À noter que Huawei Marine a posé des centaines de câbles optiques sous-marin à travers le monde et a mis en place de réseaux similaires à celui de Safe City dans plus de cinquante villes en Chine et ailleurs. Toutefois, selon des experts, les équipements incluent des « digital back doors » qui permettraient aux services d’espionnage chinois de récolter des données en toute discrétion. C’est cette méfiance, qui reste cependant à être prouvée, qui a mené l’Australie à interdire Huawei à participer à un projet liant le réseau Internet australien aux îles Salomon en 2018.

En 2021, un projet pour relier Nauru, Kiribati et les États fédérés de Micronésie à Guam par câble optique sous-marin avait été annulé sur intervention des États-Unis, car le contrat devait être alloué à Huawei. Ce dernier avait fait l’offre qui était de loin la moins élevée pour la mise en œuvre du projet.

Ce sont ces inquiétudes qui auraient donc mené le gouvernement mauricien à demander un « survey » complet à Baie-du-Jacotet. À noter que l’essentiel du trafic Internet de Maurice passe par le câble SAFE.

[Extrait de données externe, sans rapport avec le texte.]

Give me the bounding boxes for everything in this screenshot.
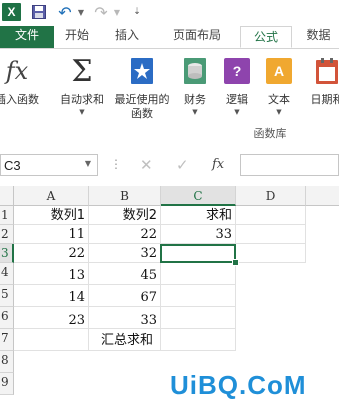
customize-quick-access-icon[interactable]: ⇣ [130,3,144,21]
insert-function-icon[interactable]: fx [212,157,224,172]
cell-b4[interactable]: 45 [89,263,161,285]
row-header-6[interactable]: 6 [0,307,14,329]
title-bar: X ↶ ▼ ↷ ▼ ⇣ [0,0,339,26]
cell-b6[interactable]: 33 [89,307,161,329]
ribbon-formulas: fx 插入函数 Σ 自动求和 ▼ 最近使用的 函数 财务 ▼ ? 逻辑 ▼ A … [0,49,339,144]
redo-icon[interactable]: ↷ [92,3,110,22]
column-header-b[interactable]: B [89,186,161,206]
name-box-value: C3 [4,158,21,173]
tab-home[interactable]: 开始 [54,26,100,48]
tab-page-layout[interactable]: 页面布局 [160,26,234,48]
row-header-1[interactable]: 1 [0,206,14,225]
star-book-icon [110,55,174,87]
save-icon[interactable] [30,3,48,21]
row-header-7[interactable]: 7 [0,329,14,351]
row-header-4[interactable]: 4 [0,263,14,285]
cell-b2[interactable]: 22 [89,225,161,244]
chevron-down-icon: ▼ [234,108,240,116]
column-header-a[interactable]: A [14,186,89,206]
cell-a5[interactable]: 14 [14,285,89,307]
chevron-down-icon: ▼ [276,108,282,116]
tab-data[interactable]: 数据 [298,26,339,48]
chevron-down-icon[interactable]: ▼ [85,159,91,168]
column-header-e[interactable] [306,186,339,206]
cell-a2[interactable]: 11 [14,225,89,244]
logical-button[interactable]: ? 逻辑 ▼ [220,55,254,117]
date-time-label: 日期和 [310,93,339,106]
cell-c2[interactable]: 33 [161,225,236,244]
logical-icon: ? [224,58,250,84]
tab-insert[interactable]: 插入 [104,26,150,48]
row-header-3[interactable]: 3 [0,244,14,263]
tab-file[interactable]: 文件 [0,26,54,48]
financial-label: 财务 [184,93,206,106]
insert-function-label: 插入函数 [0,93,39,106]
text-label: 文本 [268,93,290,106]
text-icon: A [266,58,292,84]
excel-logo-icon: X [2,3,21,21]
autosum-label: 自动求和 [60,93,104,106]
chevron-down-icon: ▼ [79,108,85,116]
recently-used-label: 最近使用的 [114,93,170,106]
cell-d2[interactable] [236,225,306,244]
function-icon: fx [5,57,29,85]
cell-a4[interactable]: 13 [14,263,89,285]
cell-c4[interactable] [161,263,236,285]
cell-d3[interactable] [236,244,306,263]
cell-b5[interactable]: 67 [89,285,161,307]
cell-c3[interactable] [161,244,236,263]
undo-icon[interactable]: ↶ [56,3,74,22]
watermark-text: UiBQ.CoM [170,370,307,400]
cell-c5[interactable] [161,285,236,307]
row-header-9[interactable]: 9 [0,373,14,395]
logical-label: 逻辑 [226,93,248,106]
cell-a7[interactable] [14,329,89,351]
cell-c6[interactable] [161,307,236,329]
cell-a6[interactable]: 23 [14,307,89,329]
date-time-button[interactable]: 日期和 [302,55,339,107]
financial-icon [176,55,214,87]
ribbon-tabs: 文件 开始 插入 页面布局 公式 数据 [0,26,339,49]
cell-a3[interactable]: 22 [14,244,89,263]
formula-bar: C3 ▼ ⋮ ✕ ✓ fx [0,143,339,187]
recently-used-label-2: 函数 [131,107,153,120]
financial-button[interactable]: 财务 ▼ [176,55,214,117]
cell-c1[interactable]: 求和 [161,206,236,225]
select-all-corner[interactable] [0,186,14,206]
recently-used-button[interactable]: 最近使用的 函数 [110,55,174,121]
column-header-d[interactable]: D [236,186,306,206]
cell-b1[interactable]: 数列2 [89,206,161,225]
undo-dropdown-icon[interactable]: ▼ [76,3,86,21]
chevron-down-icon: ▼ [192,108,198,116]
enter-check-icon[interactable]: ✓ [176,156,189,174]
row-header-2[interactable]: 2 [0,225,14,244]
redo-dropdown-icon[interactable]: ▼ [112,3,122,21]
name-box[interactable]: C3 ▼ [0,154,98,176]
calendar-icon [302,55,339,87]
cell-b7[interactable]: 汇总求和 [89,329,161,351]
tab-formulas[interactable]: 公式 [240,26,292,48]
formula-bar-separator-icon: ⋮ [110,157,122,171]
cell-a1[interactable]: 数列1 [14,206,89,225]
cell-c7[interactable] [161,329,236,351]
cell-b3[interactable]: 32 [89,244,161,263]
cell-d1[interactable] [236,206,306,225]
row-header-5[interactable]: 5 [0,285,14,307]
cancel-icon[interactable]: ✕ [140,156,153,174]
function-library-group-label: 函数库 [253,127,287,140]
row-header-8[interactable]: 8 [0,351,14,373]
sigma-icon: Σ [71,53,93,89]
formula-input[interactable] [240,154,339,176]
insert-function-button[interactable]: fx 插入函数 [0,55,44,107]
fill-handle[interactable] [232,259,239,266]
column-header-c[interactable]: C [161,186,236,206]
text-button[interactable]: A 文本 ▼ [262,55,296,117]
autosum-button[interactable]: Σ 自动求和 ▼ [56,53,108,117]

L’audit technique décidé par le nouveau conseil d’administration de Mauritius Telecom, le vendredi 22 juillet, va aussi dans ce sens. La décision a été prise de faire appel à une équipe d’experts de haut calibre au niveau international pour procéder à des vérifications sur le réseau de la compagnie de télécommunications.

Demande d’assistance mutuelle avec l’Inde en préparation

Les autorités mauriciennes préparent une demande d’assistance légale mutuelle avec l’Inde sur le dossier du « survey » effectué le 15 avril dernier par une équipe de techniciens envoyée par la Grande Péninsule à la demande de Maurice. Le gouvernement mauricien souhaite obtenir des informations de la part des autorités indiennes sur un certain nombre de points.